Shindle — a longtime advocate for LGBT rights who also serves as president of Actors’ Equity Association, the national theater union — couldn’t help but take the controversy a bit personally.
“I think the writer of that piece drew some conclusions about me based on what may have been her perceptions about Miss America and thought that perhaps I had encouraged them to un-butch the costume a bit.

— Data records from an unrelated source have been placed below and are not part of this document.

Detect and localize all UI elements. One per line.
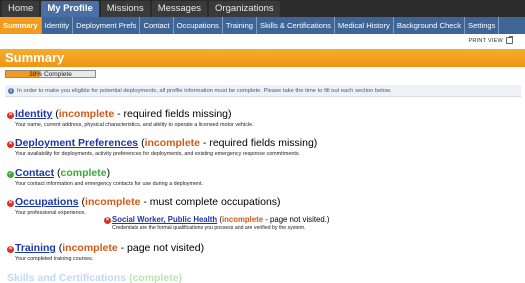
subnav-skills-certifications[interactable]: Skills & Certifications bbox=[257, 17, 335, 34]
check-icon: ✓ bbox=[7, 171, 14, 178]
status-incomplete: incomplete bbox=[58, 108, 115, 120]
tab-my-profile[interactable]: My Profile bbox=[41, 1, 99, 17]
skills-certifications-link[interactable]: Skills and Certifications bbox=[7, 272, 126, 283]
status-incomplete: incomplete bbox=[144, 137, 200, 149]
subnav-background-check[interactable]: Background Check bbox=[394, 17, 465, 34]
deployment-preferences-link[interactable]: Deployment Preferences bbox=[15, 137, 138, 149]
error-icon: × bbox=[7, 112, 14, 119]
subnav-medical-history[interactable]: Medical History bbox=[335, 17, 394, 34]
subnav-occupations[interactable]: Occupations bbox=[174, 17, 223, 34]
section-description: Your contact information and emergency c… bbox=[15, 181, 203, 187]
contact-link[interactable]: Contact bbox=[15, 167, 54, 179]
tab-missions[interactable]: Missions bbox=[100, 1, 150, 17]
progress-text: 38% Complete bbox=[29, 71, 72, 78]
top-navigation: Home My Profile Missions Messages Organi… bbox=[0, 0, 525, 17]
subnav-deployment-prefs[interactable]: Deployment Prefs bbox=[73, 17, 141, 34]
error-icon: × bbox=[7, 246, 14, 253]
error-icon: × bbox=[7, 200, 14, 207]
status-complete: complete bbox=[60, 167, 107, 179]
section-description: Your availability for deployments, activ… bbox=[15, 151, 301, 157]
print-view-link[interactable]: PRINT VIEW bbox=[468, 37, 513, 44]
subnav-contact[interactable]: Contact bbox=[140, 17, 174, 34]
subnav-settings[interactable]: Settings bbox=[465, 17, 500, 34]
profile-progress-bar: 38% Complete bbox=[5, 70, 96, 78]
error-icon: × bbox=[7, 141, 14, 148]
tab-home[interactable]: Home bbox=[2, 1, 40, 17]
section-description: Your name, current address, physical cha… bbox=[15, 122, 254, 128]
section-description: Your completed training courses. bbox=[15, 256, 94, 262]
info-message: i In order to make you eligible for pote… bbox=[5, 85, 521, 97]
print-view-label: PRINT VIEW bbox=[468, 37, 503, 44]
error-icon: × bbox=[104, 217, 111, 224]
section-skills-certifications: Skills and Certifications (complete) bbox=[7, 272, 182, 283]
tab-organizations[interactable]: Organizations bbox=[209, 1, 280, 17]
occupation-link[interactable]: Social Worker, Public Health bbox=[112, 215, 217, 224]
summary-header-bar: Summary bbox=[0, 49, 525, 67]
occupations-link[interactable]: Occupations bbox=[15, 196, 79, 208]
status-incomplete: incomplete bbox=[62, 242, 118, 254]
profile-subnav: Summary Identity Deployment Prefs Contac… bbox=[0, 17, 525, 34]
subnav-training[interactable]: Training bbox=[223, 17, 258, 34]
info-icon: i bbox=[8, 88, 14, 94]
subnav-identity[interactable]: Identity bbox=[42, 17, 74, 34]
subnav-summary[interactable]: Summary bbox=[0, 17, 42, 34]
occupation-description: Credentials are the formal qualification… bbox=[112, 225, 306, 231]
info-text: In order to make you eligible for potent… bbox=[17, 88, 392, 94]
identity-link[interactable]: Identity bbox=[15, 108, 52, 120]
tab-messages[interactable]: Messages bbox=[151, 1, 208, 17]
status-incomplete: incomplete bbox=[85, 196, 141, 208]
external-link-icon bbox=[506, 37, 513, 44]
page-title: Summary bbox=[5, 50, 65, 65]
section-description: Your professional experience. bbox=[15, 210, 86, 216]
training-link[interactable]: Training bbox=[15, 242, 56, 254]
status-complete: (complete) bbox=[128, 272, 183, 283]
status-incomplete: incomplete bbox=[221, 215, 264, 224]
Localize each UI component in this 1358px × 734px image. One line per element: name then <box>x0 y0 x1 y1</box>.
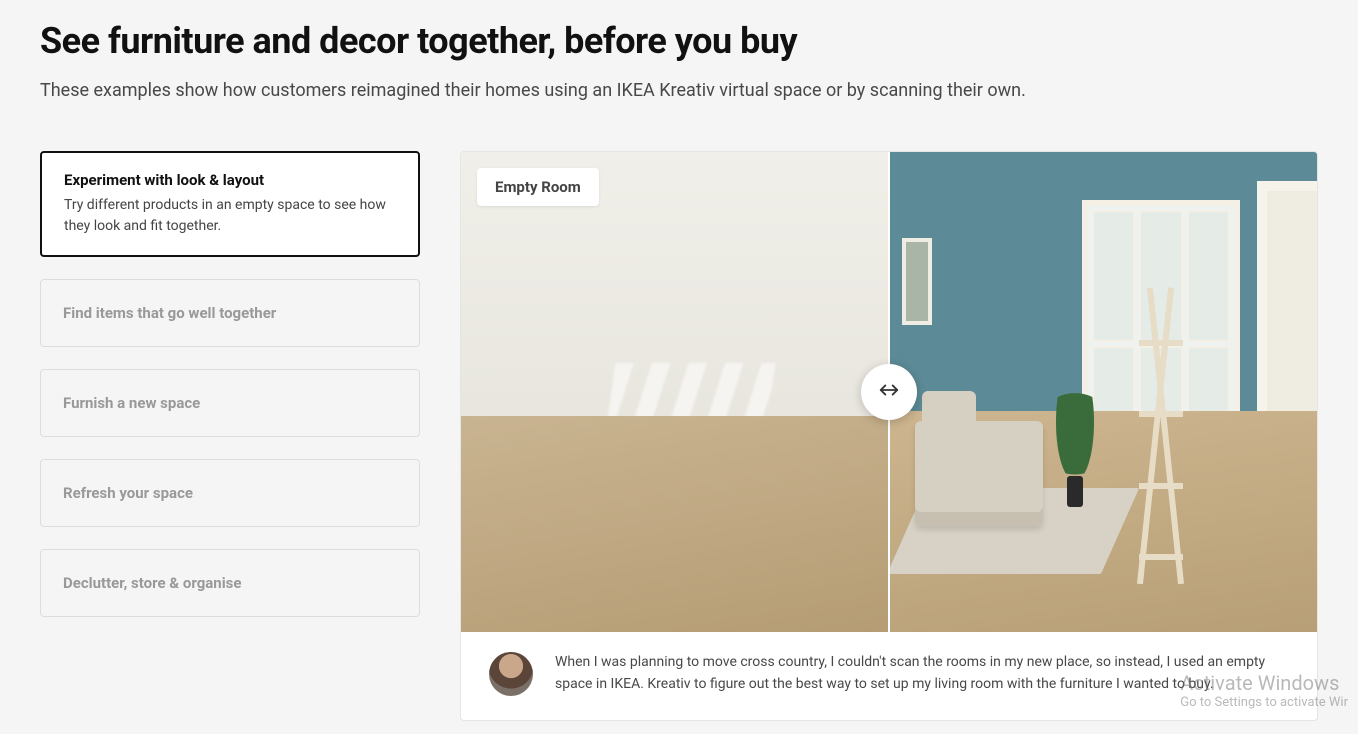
page-subheading: These examples show how customers reimag… <box>40 80 1318 101</box>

Which to me is just preposterous,” Shindle said in a recent interview.
“What sentient person signs on to play Alison Bechdel and then goes, ‘Oh, but you know what, I just think the character should be a little more feminine’?”
For the record, both Shindle and Kron say the costume changes were necessary because of Shindle’s body type.
“When we got into tech rehearsals, I was wearing the same T-shirt that Beth Malone wore on Broadway,” Shindle said. “And although nobody came to me and said, ‘Wow, that looks awful on you,’ judging by the alacrity with which costume pieces started showing up in my dressing room, I thought maybe it just wasn’t the right thing for my particular physique.
“Even when I was sort of a scrawny girl in my 20s, I still have always been built like a swimmer, so that ringer tee is just not the most flattering look on me. I wish I could have worn that costume — it’s so iconic — but they just didn’t think it was the right fit.”
Nonetheless, Shindle believes the debate over representation is healthy, especially in her role with Actors’ Equity.
“This is one of the most important conversations going on across the industry right now,” she said. “It’s interesting to me how much this has evolved in 10 years, to the point where our members don’t want to see white women playing Evita in the same way that was acceptable 10 years ago. And maybe 10 years from now we will be in a situation where I would be advised against auditioning for ‘Fun Home.’
“I am of two minds. I think that we have to be very careful with the notion that you should only play the thing you are, because that has caused a lot of challenges for traditionally underrepresented communities in the past. … At the same time, I believe that actors should do a gut check before they go in to audition for a role and ask themselves if they feel that there’s enough of their personal experience for them to legitimately feel like they should be playing those roles. Because you know what? There are some times that those of us with a lot of opportunities need to just clear the decks and let people that have historically had fewer opportunities get a chance.”